Saving species from extinction
Click to read: Baby black lion tamarin doing well

Baby black lion tamarin doing well

A baby black lion tamarin which is being hand reared by staff at Jersey Zoo is doing well.

The male tamarin was one of triplets born three weeks ago to the free-ranging family of black lion tamarins which live in the woods at the Zoo.  

Sadly their mother appeared not to be producing enough milk, because the babies became very weak and lost their grip on her, falling to the ground.  Keepers rescued the tiny triplets, but the smallest of the three could not be saved.  Sad as this was, it is quite unusual for this species to produce triplets, and when they do there is always a much weaker sibling - a runt - who does not normally survive. 

The second baby was also extremely weak, and although she hung on for a few days sadly she did not make it.  The good news however is that the third triplet, although weak at first, responded well to the 24 hour intensive care and attention given by his keepers, and has come on in leaps and bounds - quite literally!  At three weeks of age, he is moving around quite freely, and is even attempting a few scampering leaps between the wads of soft cotton which fill his 'bedroom'!

For the first week, the little tamarin needed feeding every two hours, day and night, which meant a gruelling but rewarding routine for his keepers!   Initially just feeding on normal human infant formula, after a week his nightime feeds were cut to four-hourly, and two-hourly through the day.  Now, at three weeks old, he is feeding less frequently, and being gradually introduced to solid food such as pureed banana, which he has taken to with great enthusiasm!  

He is now beginning the process of being re-introduced to his family group.  So far, this has involved the box which he lives in being placed inside a small cage, and then placed inside the tamarin family's home hut.  This allows the other tamarins to get used to his scent and his calls, and for him to get accustomed to theirs, without the danger of him getting hurt by an over-enthusiastic relative excited by the family reunion!  He will continue to spend a few hours each day with them, and over the next fortnight the distance between them will be gradually reduced, whilst the time he spends there is increased, until he is fully integrated back into the group, and will be able to begin his life as a 'proper' tamarin!
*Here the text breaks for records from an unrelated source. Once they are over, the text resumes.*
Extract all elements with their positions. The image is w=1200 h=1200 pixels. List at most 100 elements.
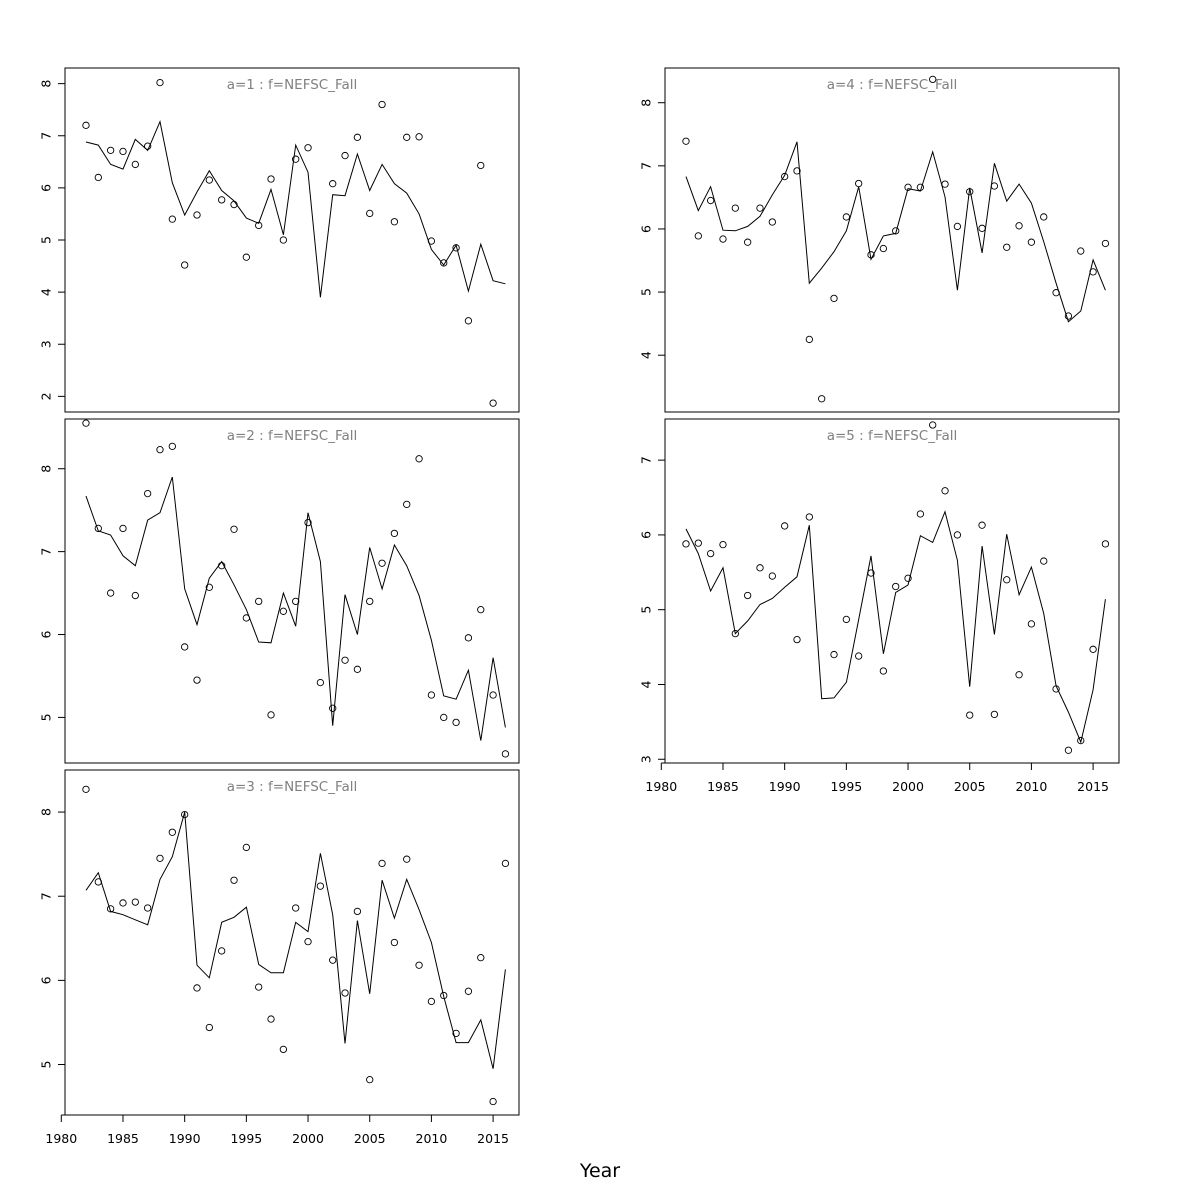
observed-point [316, 882, 325, 890]
observed-point [218, 562, 226, 570]
observed-point [768, 218, 776, 226]
observed-point [292, 155, 300, 163]
observed-point [1064, 746, 1073, 754]
observed-point [353, 907, 362, 916]
observed-point [706, 549, 715, 558]
observed-point [427, 691, 436, 699]
observed-point [916, 510, 925, 518]
observed-point [168, 828, 176, 836]
observed-point [694, 232, 702, 240]
observed-point [144, 904, 152, 912]
observed-point [1015, 671, 1023, 679]
y-tick-label: 4 [639, 351, 654, 359]
y-tick-label: 8 [639, 99, 654, 107]
observed-point [966, 188, 974, 196]
y-tick-label: 4 [39, 288, 54, 296]
plot-frame [664, 418, 1120, 764]
observed-point [781, 172, 789, 181]
y-tick-label: 6 [639, 225, 654, 233]
observed-point [427, 237, 436, 245]
observed-point [440, 713, 448, 722]
panel-1: a=1 : f=NEFSC_Fall 2 3 4 5 6 7 8 [39, 67, 520, 413]
y-tick-label: 4 [639, 680, 654, 688]
observed-point [768, 572, 776, 580]
observed-point [131, 591, 139, 600]
observed-point [119, 899, 127, 907]
observed-point [255, 983, 263, 991]
observed-point [440, 991, 448, 1000]
observed-point [106, 905, 115, 913]
y-tick-label: 3 [639, 755, 654, 763]
x-tick-label: 2005 [954, 779, 986, 794]
observed-point [131, 160, 139, 169]
observed-point [1089, 268, 1097, 276]
observed-point [353, 133, 362, 141]
observed-point [341, 989, 349, 997]
y-tick-label: 6 [39, 630, 54, 638]
observed-point [218, 196, 226, 204]
observed-point [867, 251, 875, 259]
x-tick-label: 2000 [292, 1131, 324, 1146]
observed-point [756, 204, 764, 212]
observed-point [953, 222, 962, 231]
x-tick-label: 1995 [830, 779, 862, 794]
observed-point [731, 629, 739, 638]
observed-point [781, 522, 789, 530]
observed-point [879, 244, 888, 253]
plot-frame [664, 67, 1120, 413]
observed-point [304, 144, 312, 152]
observed-point [489, 1097, 497, 1106]
x-axis-label: Year [579, 1160, 621, 1182]
plot-frame [64, 67, 520, 413]
observed-point [892, 227, 900, 235]
observed-point [242, 614, 251, 622]
observed-point [1040, 213, 1048, 221]
observed-point [1077, 247, 1085, 255]
observed-point [427, 997, 436, 1006]
observed-point [329, 956, 337, 964]
observed-point [255, 597, 263, 606]
x-tick-label: 1995 [230, 1131, 262, 1146]
predicted-series-line [685, 510, 1106, 744]
observed-point [731, 204, 739, 212]
observed-point [953, 531, 962, 539]
observed-point [1003, 576, 1011, 584]
observed-point [805, 513, 813, 521]
observed-point [966, 711, 974, 719]
panel-3: a=3 : f=NEFSC_Fall 5 6 7 8 1980 1985 1990 1995 20… [39, 769, 520, 1146]
observed-point [477, 161, 485, 170]
plot-frame [64, 418, 520, 764]
x-tick-label: 2010 [1016, 779, 1048, 794]
observed-point [706, 196, 715, 205]
y-tick-label: 6 [639, 531, 654, 539]
observed-point [978, 521, 986, 529]
x-tick-label: 2005 [354, 1131, 386, 1146]
observed-point [205, 583, 213, 591]
panel-title: a=1 : f=NEFSC_Fall [227, 77, 358, 93]
observed-point [341, 151, 349, 160]
observed-point [1101, 540, 1110, 548]
observed-point [329, 180, 337, 188]
y-tick-label: 2 [39, 392, 54, 400]
observed-point [279, 607, 288, 615]
observed-point [904, 574, 912, 582]
observed-point [119, 524, 127, 533]
observed-point [879, 667, 888, 675]
observed-point [131, 898, 139, 906]
observed-point [452, 718, 460, 727]
x-tick-label: 1985 [107, 1131, 139, 1146]
observed-point [193, 211, 201, 219]
observed-point [378, 559, 386, 567]
panel-title: a=2 : f=NEFSC_Fall [227, 428, 358, 444]
x-tick-label: 2000 [892, 779, 924, 794]
observed-point [892, 582, 900, 591]
predicted-series-line [85, 811, 506, 1069]
x-tick-label: 1980 [645, 779, 677, 794]
predicted-series-line [685, 141, 1106, 323]
observed-point [855, 179, 863, 188]
observed-point [82, 419, 90, 427]
observed-point [403, 133, 411, 141]
observed-point [82, 121, 90, 129]
observed-point [1089, 645, 1097, 653]
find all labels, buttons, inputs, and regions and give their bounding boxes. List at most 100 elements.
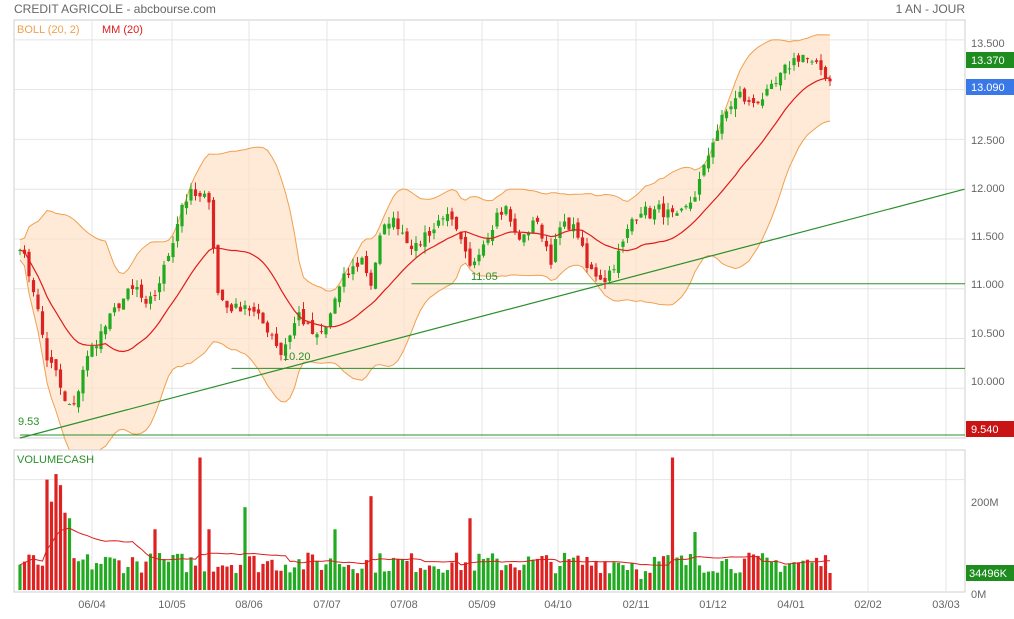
candle-body	[139, 284, 144, 298]
volume-bar	[441, 572, 445, 590]
volume-bar	[657, 561, 661, 590]
volume-bar	[153, 529, 157, 590]
candle-body	[697, 179, 702, 195]
candle-body	[603, 277, 607, 283]
volume-bar	[333, 529, 337, 590]
candle-body	[508, 209, 513, 222]
volume-bar	[495, 558, 499, 590]
candle-body	[778, 72, 783, 86]
candle-body	[598, 275, 603, 280]
candle-body	[490, 229, 495, 241]
volume-bar	[634, 569, 639, 590]
volume-bar	[819, 566, 823, 590]
volume-bar	[643, 571, 648, 590]
volume-bar	[243, 507, 247, 590]
price-tick: 11.000	[971, 279, 1004, 291]
candle-body	[643, 206, 648, 216]
volume-bar	[733, 573, 738, 590]
volume-bar	[108, 557, 112, 590]
volume-bar	[238, 564, 243, 590]
candle-body	[594, 267, 598, 277]
candle-body	[544, 240, 549, 247]
volume-bar	[126, 566, 130, 590]
candle-body	[724, 111, 729, 119]
volume-bar	[630, 562, 634, 590]
candle-body	[787, 68, 792, 70]
volume-bar	[783, 565, 787, 590]
volume-bar	[387, 571, 391, 590]
volume-bar	[22, 561, 27, 590]
candle-body	[657, 204, 661, 210]
volume-bar	[499, 570, 504, 590]
volume-bar	[810, 562, 814, 590]
candle-body	[274, 333, 279, 347]
candle-body	[760, 99, 765, 106]
candle-body	[432, 229, 436, 234]
trend-line	[19, 188, 965, 439]
candle-body	[81, 369, 85, 394]
volume-bar	[229, 565, 234, 590]
volume-bar	[382, 571, 387, 590]
volume-bar	[409, 553, 414, 590]
volume-bar	[549, 561, 553, 590]
candle-body	[247, 308, 252, 311]
candle-body	[288, 335, 292, 342]
candle-body	[301, 308, 306, 325]
candle-body	[756, 101, 760, 104]
candle-body	[382, 224, 387, 235]
candle-body	[202, 193, 207, 197]
x-tick-label: 04/01	[777, 599, 805, 611]
low-price-badge-text: 9.540	[971, 424, 999, 436]
volume-bar	[702, 572, 706, 590]
volume-bar	[751, 554, 756, 590]
volume-bar	[526, 556, 531, 590]
volume-bar	[360, 568, 364, 590]
candle-body	[486, 239, 490, 243]
x-tick-label: 07/07	[313, 599, 341, 611]
volume-bar	[103, 556, 108, 590]
volume-bar	[378, 553, 382, 590]
candle-body	[751, 98, 756, 104]
candle-body	[715, 130, 720, 141]
volume-bar	[270, 559, 274, 590]
volume-bars	[18, 457, 832, 590]
candle-body	[580, 237, 585, 246]
volume-bar	[337, 564, 342, 590]
volume-bar	[747, 552, 751, 590]
volume-bar	[774, 560, 778, 590]
volume-bar	[639, 578, 643, 590]
x-tick-label: 02/11	[623, 599, 650, 611]
volume-bar	[180, 553, 184, 590]
x-axis: 06/04 10/05 08/06 07/07 07/08 05/09 04/1…	[78, 599, 960, 611]
candle-body	[463, 236, 468, 252]
high-price-badge	[966, 52, 1014, 68]
legend-mm: MM (20)	[102, 24, 143, 36]
candle-body	[742, 88, 747, 102]
volume-ma-line	[19, 527, 830, 566]
volume-bar	[256, 572, 261, 590]
volume-badge-text: 34496K	[969, 568, 1008, 580]
candle-body	[27, 251, 31, 277]
volume-bar	[99, 563, 103, 590]
candle-body	[216, 245, 220, 293]
volume-bar	[760, 553, 765, 590]
volume-bar	[148, 553, 153, 590]
volume-bar	[265, 561, 270, 590]
candle-body	[405, 231, 409, 244]
support-levels	[20, 283, 965, 436]
candle-body	[112, 307, 117, 313]
candle-body	[774, 83, 778, 85]
volume-bar	[504, 565, 508, 590]
candle-body	[148, 296, 153, 304]
volume-bar	[486, 557, 490, 590]
candle-body	[324, 326, 328, 335]
volume-bar	[472, 570, 477, 590]
candle-body	[454, 216, 459, 230]
volume-bar	[45, 479, 49, 590]
candle-body	[567, 217, 571, 230]
volume-bar	[112, 558, 117, 590]
volume-bar	[567, 559, 571, 590]
candle-body	[499, 211, 504, 215]
volume-bar	[706, 571, 711, 590]
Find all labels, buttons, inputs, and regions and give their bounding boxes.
Black lion tamarins are critically endangered in the wild.  They live only in the Atlantic forest of Brazil, and are facing extinction due to the rapid deforestation of their habitat.  Not only is their habitat dwindling, it has also become fragmented, meaning that there are now many small 'pockets' of forest which are surrounded by several kilometres of cleared land.  This means that the tamarins that have become stranded in these islands of forest are unable to leave them to mix with other tamarin groups, and are forced to breed with each other.  This inbreeding is speeding the tamarins towards extinction.

Durrell Wildlife is supporting a project in Brazil to plant 'tree corridors' to link up these forest fragments and allow the tamarins to travel from one fragment to another to breed,  hopefully saving them from extinction.  Jersey schoolchildren have been helping by recycling their aluminium cans, for which the Trust gets paid money from Hunt Brothers, the company which recycles the cans locally.  For each 50 cans recycled, the Trust can buy and plant one tree in Brazil.

Durrell Wildlife's Deputy Head of Mammals, Dominic Wormell, said " To hold this fragile tiny primate, weighing little more that 50 grams, in the palm of your hand is a very special feeling.  Knowing that it is totally dependant on you for its survival, and that it is one of the most endangered primates on earth just makes you realise how important caring for these wonderful animals is".